Le grandi potenze non hanno alleati, ma solo interessi. Lord Palmerston insegna. E l’interesse (incompreso) della Cina è solo e soltanto uno: rivalersi sui carnefici del Secolo dell’umiliazione lungo la strada del ritorno a grande potenza. Il che non significa, come si suol credere, che con la Russia sarà, per sempre, un’amicizia senza limiti.

La Russia, per la Cina, è un mezzo per un fine: la transizione multipolare, che sottintende, di nuovo, giustizia per i torti subiti nel corso dei cento anni dei trattati iniqui e delle occupazioni militari multinazionali. Ed è un mezzo, come ogni altro, sacrificabile. Lo ha dimostrato Xi a livello non verbale nel corso del faccia a faccia con Putin, perché la sua imperscrutabilità è stata tradita dalla sua inusuale distanza – anche fisica –, e a livello fattivo alla vigilia dell’incontro, spiegando a chi ha orecchie per intendere che Astana è (anche) cosa di Pechino. E ne ha dato prova lo stesso Putin, che ha de facto trascorso il vertice a corteggiare l’omologo cinese, giocando più volte la carta Taiwan, in luogo di discutere di nuovi progetti.

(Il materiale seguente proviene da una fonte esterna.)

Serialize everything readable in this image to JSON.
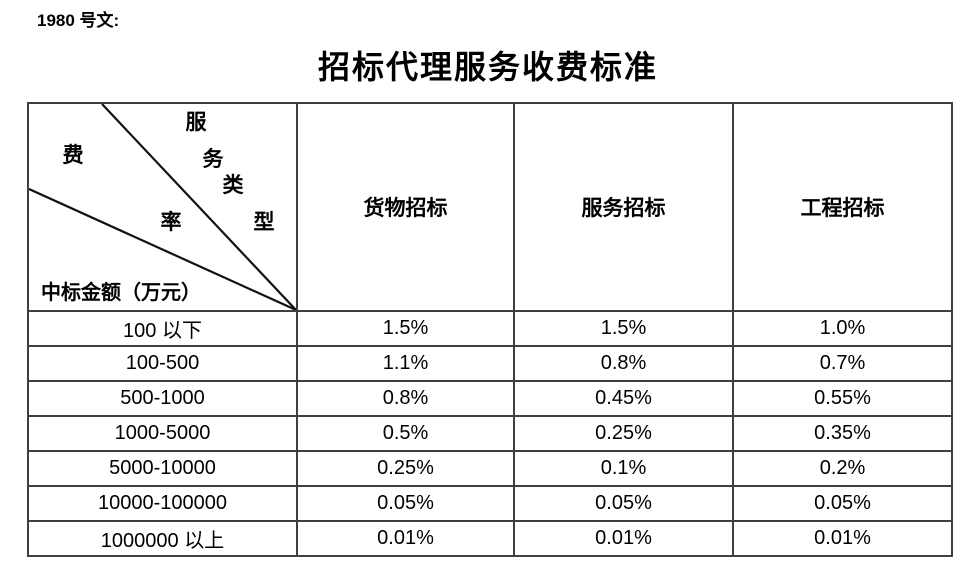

Il partenariato strategico tra Mosca e Pechino non crollerà adesso – e neanche domani. Servirà più di uno scossone per farlo implodere, perché le due potenze hanno fame di rivalsa, nostalgia di ciò che fu e rabbia per i furti subiti. Sentimenti che serbano nei confronti del loro nemico in comune, l’Occidente trainato dagli Stati Uniti, che sanno di non poter battere singolarmente. Ma le ripercussioni internazionali della guerra in Ucraina non possono essere ignorate dalla Cina, che dalla globalizzazione trae nutrimento vitale e che da una Russia revanscista, in special modo in Asia centrale, avrebbe più da perdere che da guadagnare.

Sarà sulle dissonanze tra Mosca e Pechino, esistenti ma sottaciute, che proveranno a lavorare gli Stati Uniti per mettere i due giganti l’uno contro l’altro. Il doppio contenimento al posto della diplomazia triangolare. Nell’aspettativa brzezinskiana che l’Asia inghiotta la Russia, o trascini le due potenze verso guerre di vicinato, affinché questo secolo resti americano.